When Ivo talks, people listen. I did, too. I undertook a pre-HIMSS look into them, Health Care DataWorks, to learn more about what they do. (I had heard of them, but had only a passing familiarity.) What I found was that they aggregate more data than I even care to think exists within hospital systems and then create easily visualized and easily understandable reports, graphs, and drill-down dashboard items which allow for “Actionable Knowledge.” They create true ease of use for this mountain of collected data.
I don’t normally look forward to trickle-down technology from big centers – it usually works horribly in the private practice setting – but this tool appears so end-user useful, it’s one I hope eventually heads our way. (FYI – Incubated at THE Ohio State University, they have abandoned the academic nest to fly capitalistically.)
Another quality outreach came from GE Healthcare regarding Centricity Advance. The initial e-mail was short, but sufficiently descriptive, displayed enough personalization that I could tell the sender actually reads HIStalk/HIStalk Practice, and avoided the too formal business-speak so rampant among Marketeers. This approach enticed me enough to start a pre-HIMSS look at them, too.
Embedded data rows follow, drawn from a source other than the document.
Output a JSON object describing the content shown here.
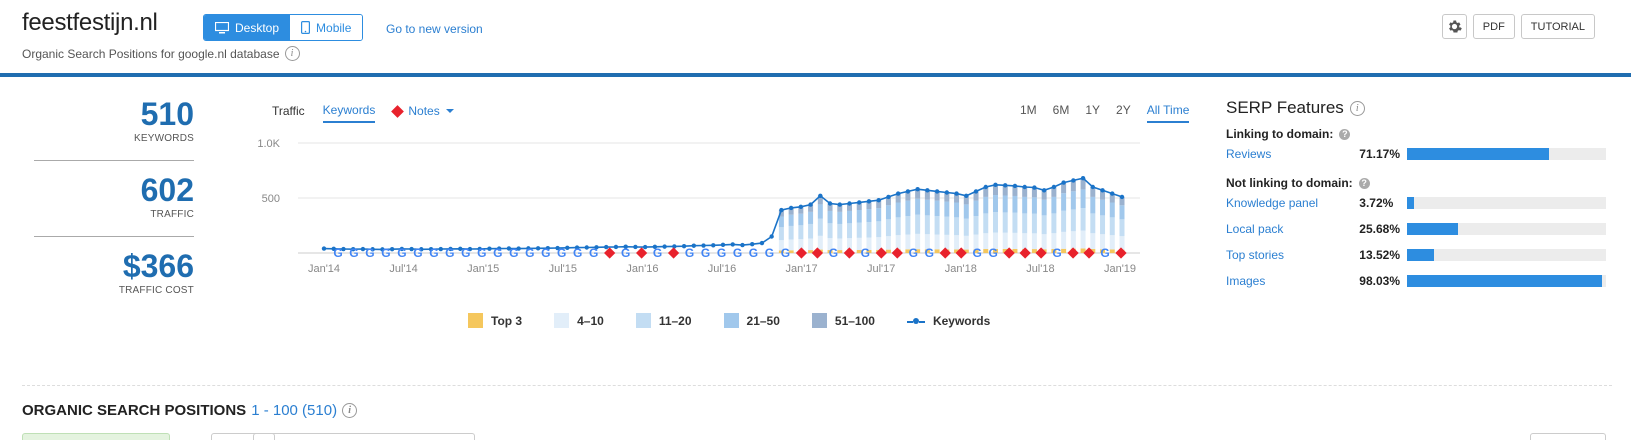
{
  "header": {
    "domain": "feestfestijn.nl",
    "subtitle": "Organic Search Positions for google.nl database",
    "device_desktop": "Desktop",
    "device_mobile": "Mobile",
    "new_version_link": "Go to new version",
    "pdf_label": "PDF",
    "tutorial_label": "TUTORIAL"
  },
  "metrics": [
    {
      "value": "510",
      "label": "KEYWORDS"
    },
    {
      "value": "602",
      "label": "TRAFFIC"
    },
    {
      "value": "$366",
      "label": "TRAFFIC COST"
    }
  ],
  "chart_controls": {
    "tabs": [
      "Traffic",
      "Keywords"
    ],
    "active_tab": "Keywords",
    "notes_label": "Notes",
    "ranges": [
      "1M",
      "6M",
      "1Y",
      "2Y",
      "All Time"
    ],
    "active_range": "All Time"
  },
  "chart_data": {
    "type": "bar",
    "y_ticks": [
      "1.0K",
      "500"
    ],
    "ylim": [
      0,
      1000
    ],
    "x_tick_labels": [
      "Jan'14",
      "Jul'14",
      "Jan'15",
      "Jul'15",
      "Jan'16",
      "Jul'16",
      "Jan'17",
      "Jul'17",
      "Jan'18",
      "Jul'18",
      "Jan'19"
    ],
    "legend": [
      "Top 3",
      "4–10",
      "11–20",
      "21–50",
      "51–100",
      "Keywords"
    ],
    "colors": {
      "Top 3": "#f5c75d",
      "4–10": "#e2eef9",
      "11–20": "#c3ddf3",
      "21–50": "#a1c8ec",
      "51–100": "#9bb2cf",
      "Keywords": "#1a73c8"
    },
    "keywords_line": [
      40,
      38,
      36,
      35,
      36,
      34,
      33,
      35,
      37,
      36,
      34,
      35,
      36,
      37,
      38,
      36,
      37,
      39,
      40,
      41,
      40,
      42,
      43,
      44,
      45,
      47,
      49,
      50,
      52,
      54,
      55,
      57,
      55,
      54,
      56,
      58,
      60,
      62,
      66,
      68,
      70,
      74,
      78,
      72,
      80,
      90,
      150,
      390,
      410,
      420,
      440,
      520,
      450,
      440,
      450,
      460,
      470,
      480,
      510,
      540,
      560,
      580,
      570,
      560,
      550,
      540,
      520,
      560,
      600,
      620,
      615,
      610,
      600,
      595,
      570,
      600,
      640,
      660,
      680,
      600,
      570,
      540,
      510
    ],
    "notes": [
      "google",
      "google",
      "google",
      "google",
      "google",
      "google",
      "google",
      "google",
      "google",
      "google",
      "google",
      "google",
      "google",
      "google",
      "google",
      "google",
      "google",
      "diamond",
      "google",
      "diamond",
      "google",
      "diamond",
      "google",
      "google",
      "google",
      "google",
      "google",
      "google",
      "google",
      "diamond",
      "diamond",
      "google",
      "diamond",
      "google",
      "diamond",
      "diamond",
      "google",
      "google",
      "diamond",
      "diamond",
      "google",
      "google",
      "diamond",
      "diamond",
      "diamond",
      "google",
      "diamond",
      "diamond",
      "google",
      "diamond"
    ]
  },
  "serp": {
    "title": "SERP Features",
    "linking_label": "Linking to domain:",
    "not_linking_label": "Not linking to domain:",
    "linking": [
      {
        "name": "Reviews",
        "pct": "71.17%",
        "value": 0.7117
      }
    ],
    "not_linking": [
      {
        "name": "Knowledge panel",
        "pct": "3.72%",
        "value": 0.0372
      },
      {
        "name": "Local pack",
        "pct": "25.68%",
        "value": 0.2568
      },
      {
        "name": "Top stories",
        "pct": "13.52%",
        "value": 0.1352
      },
      {
        "name": "Images",
        "pct": "98.03%",
        "value": 0.9803
      }
    ]
  },
  "organic": {
    "title": "ORGANIC SEARCH POSITIONS",
    "range": "1 - 100 (510)"
  }
}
Those styles, while less efficient for the sender, seem much more impressive and engaging. (They got me to take a deeper look.) I realize that corporate folks often speak to each other in a more formal fashion, even sending out press releases with the implied “you will want to talk with us” approach. Maybe that works for some, but I find I’m much more likely to want to set aside some HIMSS time (or pre-HIMSS time) looking into those companies whose outreach people come across more as people – and who look at me that way, too.
I know I’m no real HIT “reporter.” But, maybe what works for me might work for real reporters, too.